Seuls 29% des Français interrogés par le sondeur les 27 et 28 juin disent avoir une opinion favorable de son action à l’Élysée. Ils étaient 31% à être dans ce cas à la fin du mois de mai, après sa réélection, mais avant la campagne -difficile- de la majorité pour les législatives.

Une nouvelle baisse, la quatrième de suite, qui fait tomber Emmanuel Macron a son plus bas niveau depuis presque un an. Il faut effectivement remonter au mois d’août 2021 pour trouver pire indicateur, comme vous pouvez le voir ci-dessous. Le président de la République, alors mesuré à 28%, venait tout juste d’étendre le pass sanitaire aux activités du quotidien.

Dans le détail, c’est auprès de ses propres électeurs que le locataire de l’Elysée semble le moins convaincre depuis les dernières échéances électorales. Si sa côte de popularité grimpe chez les sympathisants des Républicains ou de la NUPES (+5% d’opinion favorable), elle s’érode de 7 points auprès de sa base. Les conséquences d’une forme d’immobilisme et du blocage apparent à l’Assemblée nationale?

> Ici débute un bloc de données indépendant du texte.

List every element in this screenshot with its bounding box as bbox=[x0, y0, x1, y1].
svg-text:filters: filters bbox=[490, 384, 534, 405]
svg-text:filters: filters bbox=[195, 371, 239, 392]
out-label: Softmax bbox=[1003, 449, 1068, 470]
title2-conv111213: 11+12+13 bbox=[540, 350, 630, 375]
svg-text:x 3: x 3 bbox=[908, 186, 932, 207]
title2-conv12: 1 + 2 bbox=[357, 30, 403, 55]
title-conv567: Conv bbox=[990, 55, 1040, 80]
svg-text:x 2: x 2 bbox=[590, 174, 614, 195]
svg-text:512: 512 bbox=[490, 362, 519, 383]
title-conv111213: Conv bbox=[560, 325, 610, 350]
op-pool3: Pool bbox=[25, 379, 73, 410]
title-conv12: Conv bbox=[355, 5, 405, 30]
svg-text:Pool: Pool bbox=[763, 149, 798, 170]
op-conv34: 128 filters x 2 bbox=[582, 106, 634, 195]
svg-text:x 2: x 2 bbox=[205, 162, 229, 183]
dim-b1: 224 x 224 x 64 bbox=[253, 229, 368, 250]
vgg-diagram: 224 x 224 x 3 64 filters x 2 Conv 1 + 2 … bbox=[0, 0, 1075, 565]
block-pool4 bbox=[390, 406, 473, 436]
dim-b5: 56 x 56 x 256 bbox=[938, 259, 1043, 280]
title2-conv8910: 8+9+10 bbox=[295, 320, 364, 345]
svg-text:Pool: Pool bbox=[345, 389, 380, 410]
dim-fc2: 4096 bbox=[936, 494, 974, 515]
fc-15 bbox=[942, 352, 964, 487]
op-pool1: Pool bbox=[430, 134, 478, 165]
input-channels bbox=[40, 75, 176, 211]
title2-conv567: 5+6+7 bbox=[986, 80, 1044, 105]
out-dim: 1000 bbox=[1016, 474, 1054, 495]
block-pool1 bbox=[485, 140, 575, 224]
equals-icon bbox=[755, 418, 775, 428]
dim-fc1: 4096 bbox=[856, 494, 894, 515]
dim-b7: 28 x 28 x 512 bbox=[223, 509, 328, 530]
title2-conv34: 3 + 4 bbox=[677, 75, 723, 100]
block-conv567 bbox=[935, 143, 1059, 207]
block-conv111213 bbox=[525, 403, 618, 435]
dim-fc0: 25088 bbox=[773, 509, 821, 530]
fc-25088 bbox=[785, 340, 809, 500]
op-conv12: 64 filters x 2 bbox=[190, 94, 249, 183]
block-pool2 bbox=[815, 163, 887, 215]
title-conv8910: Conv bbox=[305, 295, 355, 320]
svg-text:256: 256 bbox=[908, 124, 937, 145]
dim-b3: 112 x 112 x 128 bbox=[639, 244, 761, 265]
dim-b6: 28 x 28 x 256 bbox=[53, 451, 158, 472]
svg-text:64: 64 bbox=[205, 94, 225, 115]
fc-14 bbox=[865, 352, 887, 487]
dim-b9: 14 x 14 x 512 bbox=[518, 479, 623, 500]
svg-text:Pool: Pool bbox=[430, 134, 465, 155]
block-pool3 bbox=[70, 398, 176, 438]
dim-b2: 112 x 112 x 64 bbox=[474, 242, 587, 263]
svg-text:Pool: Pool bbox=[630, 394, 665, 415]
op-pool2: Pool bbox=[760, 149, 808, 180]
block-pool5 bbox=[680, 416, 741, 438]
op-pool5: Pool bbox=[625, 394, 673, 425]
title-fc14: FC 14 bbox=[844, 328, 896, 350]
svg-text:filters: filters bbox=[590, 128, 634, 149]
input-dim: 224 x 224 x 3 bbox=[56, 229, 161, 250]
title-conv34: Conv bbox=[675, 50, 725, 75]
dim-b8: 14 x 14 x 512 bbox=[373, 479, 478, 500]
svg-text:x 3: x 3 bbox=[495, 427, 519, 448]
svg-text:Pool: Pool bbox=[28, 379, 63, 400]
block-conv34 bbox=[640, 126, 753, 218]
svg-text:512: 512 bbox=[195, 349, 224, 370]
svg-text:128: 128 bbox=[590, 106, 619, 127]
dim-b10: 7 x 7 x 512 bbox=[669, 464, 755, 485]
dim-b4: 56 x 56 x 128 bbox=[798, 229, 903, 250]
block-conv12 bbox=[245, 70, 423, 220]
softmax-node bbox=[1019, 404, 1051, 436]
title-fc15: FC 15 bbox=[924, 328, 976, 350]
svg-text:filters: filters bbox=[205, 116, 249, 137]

La popularité de Borne en berne

La situation n’est pas meilleure pour Elisabeth Borne, la cheffe du gouvernement la moins solide, en terme de popularité, depuis l’arrivée d’Emmanuel Macron au pouvoir. La première ministre suit la trajectoire du président de la République et recule d’un point en un mois.

Seules 19% des personnes interrogées par YouGov sont convaincues par son action à Matignon à l’heure où elle tente de former un gouvernement capable de trouver des majorités au Palais Bourbon. Plus délicat encore, il semblerait que les Français ne lui accordent pas un grand crédit pour ces tractations. S’ils ont tendance à se réjouir de la configuration politique actuelle, ils font davantage confiance à l’opposition (30%) qu’à la Première ministre (15%) pour nouer les alliances ponctuelles nécessaires à l’adoption des textes à l’Assemblée.